At the University of Alabama-Birmingham, orthopedic surgeon, Dr. Brent Ponce, prepared for a shoulder
replacement. Behind his face shield he wore Google Glass — the wearable computer. Its built-in camera
streamed live video of the procedure to another surgeon 150 miles away in Atlanta, where Dr. Phani
Dantuluri not only watched the surgery, but offered a virtual hand.

A ghostly projection of Dantuluri’s hands was superimposed over what Ponce saw on the operating table.
The merged images appeared in Ponce’s Google Glass display.
Asked what it was like when he first put on the Google Glass, Ponce said, “There’s a little bit of a
light bulb experience.
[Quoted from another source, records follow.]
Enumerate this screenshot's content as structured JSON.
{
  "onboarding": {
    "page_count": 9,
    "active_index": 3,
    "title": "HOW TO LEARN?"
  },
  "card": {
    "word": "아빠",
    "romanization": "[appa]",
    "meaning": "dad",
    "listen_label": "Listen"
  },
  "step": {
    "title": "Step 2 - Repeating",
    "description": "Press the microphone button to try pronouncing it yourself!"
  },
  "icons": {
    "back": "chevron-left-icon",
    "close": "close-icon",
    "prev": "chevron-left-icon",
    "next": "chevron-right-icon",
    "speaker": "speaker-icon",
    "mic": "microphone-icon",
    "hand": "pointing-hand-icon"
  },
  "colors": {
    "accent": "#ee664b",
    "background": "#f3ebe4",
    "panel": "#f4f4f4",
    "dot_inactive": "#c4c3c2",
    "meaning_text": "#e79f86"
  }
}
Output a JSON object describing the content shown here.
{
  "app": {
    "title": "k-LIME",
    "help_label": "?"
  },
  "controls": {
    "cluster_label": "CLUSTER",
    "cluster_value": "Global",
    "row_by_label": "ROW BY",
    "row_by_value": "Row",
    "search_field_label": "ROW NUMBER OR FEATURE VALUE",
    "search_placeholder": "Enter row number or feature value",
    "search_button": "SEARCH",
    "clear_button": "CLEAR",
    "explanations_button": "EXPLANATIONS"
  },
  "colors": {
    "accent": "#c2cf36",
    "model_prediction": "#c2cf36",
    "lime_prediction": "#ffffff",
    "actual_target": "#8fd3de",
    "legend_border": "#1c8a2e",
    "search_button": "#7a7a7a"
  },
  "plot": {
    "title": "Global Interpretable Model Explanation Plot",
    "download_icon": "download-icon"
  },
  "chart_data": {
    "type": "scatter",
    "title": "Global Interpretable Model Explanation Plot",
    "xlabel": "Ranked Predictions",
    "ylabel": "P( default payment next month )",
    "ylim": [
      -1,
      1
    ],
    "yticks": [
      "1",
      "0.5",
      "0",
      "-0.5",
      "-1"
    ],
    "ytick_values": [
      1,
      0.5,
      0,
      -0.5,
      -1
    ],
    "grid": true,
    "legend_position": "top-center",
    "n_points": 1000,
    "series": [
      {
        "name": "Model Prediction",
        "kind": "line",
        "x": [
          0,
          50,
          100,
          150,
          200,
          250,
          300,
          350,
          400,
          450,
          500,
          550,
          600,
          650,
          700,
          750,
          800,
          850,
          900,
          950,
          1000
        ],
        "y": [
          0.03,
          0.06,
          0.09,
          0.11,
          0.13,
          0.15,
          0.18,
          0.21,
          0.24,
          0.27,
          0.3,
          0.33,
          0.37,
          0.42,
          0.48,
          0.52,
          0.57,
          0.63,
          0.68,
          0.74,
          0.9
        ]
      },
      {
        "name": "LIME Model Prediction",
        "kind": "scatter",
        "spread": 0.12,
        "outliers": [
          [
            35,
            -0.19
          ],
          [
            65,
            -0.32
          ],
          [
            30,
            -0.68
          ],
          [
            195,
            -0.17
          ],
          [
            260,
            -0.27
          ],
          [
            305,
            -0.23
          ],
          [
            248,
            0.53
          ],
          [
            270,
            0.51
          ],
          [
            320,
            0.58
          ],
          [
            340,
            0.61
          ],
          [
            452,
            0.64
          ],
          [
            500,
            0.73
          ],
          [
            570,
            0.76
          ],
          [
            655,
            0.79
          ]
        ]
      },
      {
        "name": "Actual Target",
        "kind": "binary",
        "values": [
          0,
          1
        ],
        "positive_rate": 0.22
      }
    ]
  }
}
We were able to say, not just ‘go left or right’ or ‘up or down,’ but we were
able to say ‘right here,’ ‘right there,’ ‘go faster from here to here’.”

On one day, Ponce and Dantuluri were testing Google Glass paired with VIPAAR, a videoconferencing
platform that allows users to interact with the picture.

It may be another year before the combined technology goes mainstream. Ponce is the only doctor testing
it in surgery.
Ponce said, “With this technology, if I’m struggling, another surgeon is able to say, ‘Hey, get your
head in the game. Let’s do this, let’s do this.’ And they’re able to walk through it together. So it’s a
little bit more of a safety net.”

Asked if it turns surgery into collaboration, Ponce replied, “Without question.”

VIPAAR plans to expand the pilot program to include more surgeons by the end of next year.